Influenza suina, migliora la giovane maddalenina

Non è ancora in grado di respirare da sola, ma arrivano i primi segni di ripresa Dopo la morte del sessantenne, sempre stabili gli altri ricoverati in rianimazione

OLBIA. Ancora non può respirare da sola. Però sta meglio. La giovane mamma maddalenina, ricoverata in coma farmacologico alle cliniche universitarie di Sassari per le gravissime complicanze dell’influenza suina, è sempre attaccata al polmone artificiale, ma il quadro clinico è leggermente migliorato.

Stabili, e quindi sempre gravi, gli altri tre pazienti ancora ricoverati nella rianimazione del Giovanni Paolo II dove, giovedì pomeriggio, un sessantenne gallurese è morto proprio a causa del virus H1N1 (febbre suina).

Sono 25 i pazienti in condizioni preoccupanti, per le complicazioni dell’influenza, che si trovano ancora nelle varie rianimazioni dell’isola.

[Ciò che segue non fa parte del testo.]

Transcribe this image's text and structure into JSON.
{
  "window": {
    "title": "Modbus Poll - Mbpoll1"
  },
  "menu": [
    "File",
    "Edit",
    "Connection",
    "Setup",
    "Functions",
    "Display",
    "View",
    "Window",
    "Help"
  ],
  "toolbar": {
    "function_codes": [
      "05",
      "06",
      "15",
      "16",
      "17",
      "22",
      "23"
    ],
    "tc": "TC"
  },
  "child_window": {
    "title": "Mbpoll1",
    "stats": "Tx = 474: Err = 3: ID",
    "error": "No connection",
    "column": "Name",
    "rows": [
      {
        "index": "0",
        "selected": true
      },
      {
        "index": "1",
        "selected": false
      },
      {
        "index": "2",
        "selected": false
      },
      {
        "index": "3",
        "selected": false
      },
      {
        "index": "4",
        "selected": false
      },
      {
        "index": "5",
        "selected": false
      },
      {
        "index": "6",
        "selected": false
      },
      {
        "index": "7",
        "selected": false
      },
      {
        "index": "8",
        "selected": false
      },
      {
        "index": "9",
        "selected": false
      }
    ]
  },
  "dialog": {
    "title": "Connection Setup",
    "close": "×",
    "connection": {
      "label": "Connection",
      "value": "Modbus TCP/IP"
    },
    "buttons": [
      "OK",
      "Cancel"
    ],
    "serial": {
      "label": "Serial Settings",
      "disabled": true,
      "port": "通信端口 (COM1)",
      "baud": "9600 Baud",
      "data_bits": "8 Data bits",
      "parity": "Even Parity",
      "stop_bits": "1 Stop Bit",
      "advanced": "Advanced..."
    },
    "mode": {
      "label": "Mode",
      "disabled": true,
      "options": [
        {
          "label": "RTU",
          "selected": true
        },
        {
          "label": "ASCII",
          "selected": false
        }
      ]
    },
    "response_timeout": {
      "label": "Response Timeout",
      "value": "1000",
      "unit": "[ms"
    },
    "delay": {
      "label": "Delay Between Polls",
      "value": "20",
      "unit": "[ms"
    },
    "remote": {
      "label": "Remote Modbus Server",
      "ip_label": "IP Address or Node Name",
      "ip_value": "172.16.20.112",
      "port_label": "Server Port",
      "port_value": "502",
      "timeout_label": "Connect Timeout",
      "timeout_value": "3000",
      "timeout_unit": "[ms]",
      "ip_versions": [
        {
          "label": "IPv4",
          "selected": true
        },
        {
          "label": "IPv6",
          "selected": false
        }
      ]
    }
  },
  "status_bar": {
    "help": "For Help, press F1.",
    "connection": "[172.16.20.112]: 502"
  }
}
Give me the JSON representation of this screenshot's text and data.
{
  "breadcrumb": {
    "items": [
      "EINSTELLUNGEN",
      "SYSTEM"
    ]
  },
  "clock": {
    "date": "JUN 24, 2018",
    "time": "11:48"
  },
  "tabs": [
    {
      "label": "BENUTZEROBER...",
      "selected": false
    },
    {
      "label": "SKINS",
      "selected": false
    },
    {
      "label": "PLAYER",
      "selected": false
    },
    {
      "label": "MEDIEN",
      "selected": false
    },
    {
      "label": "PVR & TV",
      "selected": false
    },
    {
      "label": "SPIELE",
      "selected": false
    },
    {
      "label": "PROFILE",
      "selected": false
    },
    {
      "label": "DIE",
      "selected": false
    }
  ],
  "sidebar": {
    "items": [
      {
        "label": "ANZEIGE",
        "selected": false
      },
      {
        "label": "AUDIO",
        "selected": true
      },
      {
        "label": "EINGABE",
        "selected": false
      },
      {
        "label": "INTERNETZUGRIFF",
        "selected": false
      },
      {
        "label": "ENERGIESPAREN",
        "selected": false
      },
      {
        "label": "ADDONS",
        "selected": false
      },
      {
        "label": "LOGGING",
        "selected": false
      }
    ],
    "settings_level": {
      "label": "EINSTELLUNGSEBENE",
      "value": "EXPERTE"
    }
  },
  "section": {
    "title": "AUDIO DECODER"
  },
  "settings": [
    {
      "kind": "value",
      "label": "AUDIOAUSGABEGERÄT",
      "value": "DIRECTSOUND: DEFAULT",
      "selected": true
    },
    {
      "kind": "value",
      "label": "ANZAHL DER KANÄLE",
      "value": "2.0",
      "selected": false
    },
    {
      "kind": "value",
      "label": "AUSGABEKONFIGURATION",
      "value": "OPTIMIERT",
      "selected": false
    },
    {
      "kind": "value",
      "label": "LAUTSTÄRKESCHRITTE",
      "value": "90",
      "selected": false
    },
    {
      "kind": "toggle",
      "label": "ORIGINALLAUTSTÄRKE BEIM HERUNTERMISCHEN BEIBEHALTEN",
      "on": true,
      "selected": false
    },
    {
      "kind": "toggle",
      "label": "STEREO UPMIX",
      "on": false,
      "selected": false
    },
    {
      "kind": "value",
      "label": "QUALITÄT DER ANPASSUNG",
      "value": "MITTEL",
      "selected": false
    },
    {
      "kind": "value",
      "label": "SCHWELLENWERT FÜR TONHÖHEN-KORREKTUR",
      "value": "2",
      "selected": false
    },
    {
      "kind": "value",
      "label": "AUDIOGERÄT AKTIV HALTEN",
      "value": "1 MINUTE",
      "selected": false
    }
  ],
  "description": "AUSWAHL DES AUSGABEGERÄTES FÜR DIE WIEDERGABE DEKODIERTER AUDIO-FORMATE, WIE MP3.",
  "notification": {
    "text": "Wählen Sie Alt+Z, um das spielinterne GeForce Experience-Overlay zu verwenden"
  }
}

Il pronto soccorso di Olbia, nelle ultime due settimane, aveva accolto cinque persone, con preoccupanti problemi respiratori i: tutti colpiti dal virus dell’influenza suina. La ragazza maddalenina, incinta di 26 settimane, non respirava quasi più ed era stata sottoposta immediatamente a un cesareo d’urgenza per salvare la vita anche al bambino.

Il piccolo era stato subito trasferito nel reparto di terapia intensiva neonatale di Sassari, mentre la madre era rimasta per tre giorni in rianimazione a Olbia, sino a quando è stata spostata alle cliniche universitarie di Sassari per essere collegata al polmone artificiale (Sassari è l’unica città sarda ad avere l’Ecmo). Nel frattempo, gli altri 4 pazienti sono sempre stati sotto il continuo controllo degli specialisti ma uno di loro, un gallurese di sessant’anni, giovedì scorso ha avuto un improvviso peggioramento e non ce l’ha fatta.

In un comunicato diffuso dall’Ats con i dati sull’influenza a livello regionale e nazionale (in Sardegna sono stati tre i decessi, in tutta Italia 30), l’azienda unica ha ribadito che la vaccinazione “rimane il principale strumento di prevenzione dell’influenza e che, per chi non si fosse ancora vaccinato e presentasse una condizioni di rischio, è importante vaccinarsi anche adesso”. (s.p.)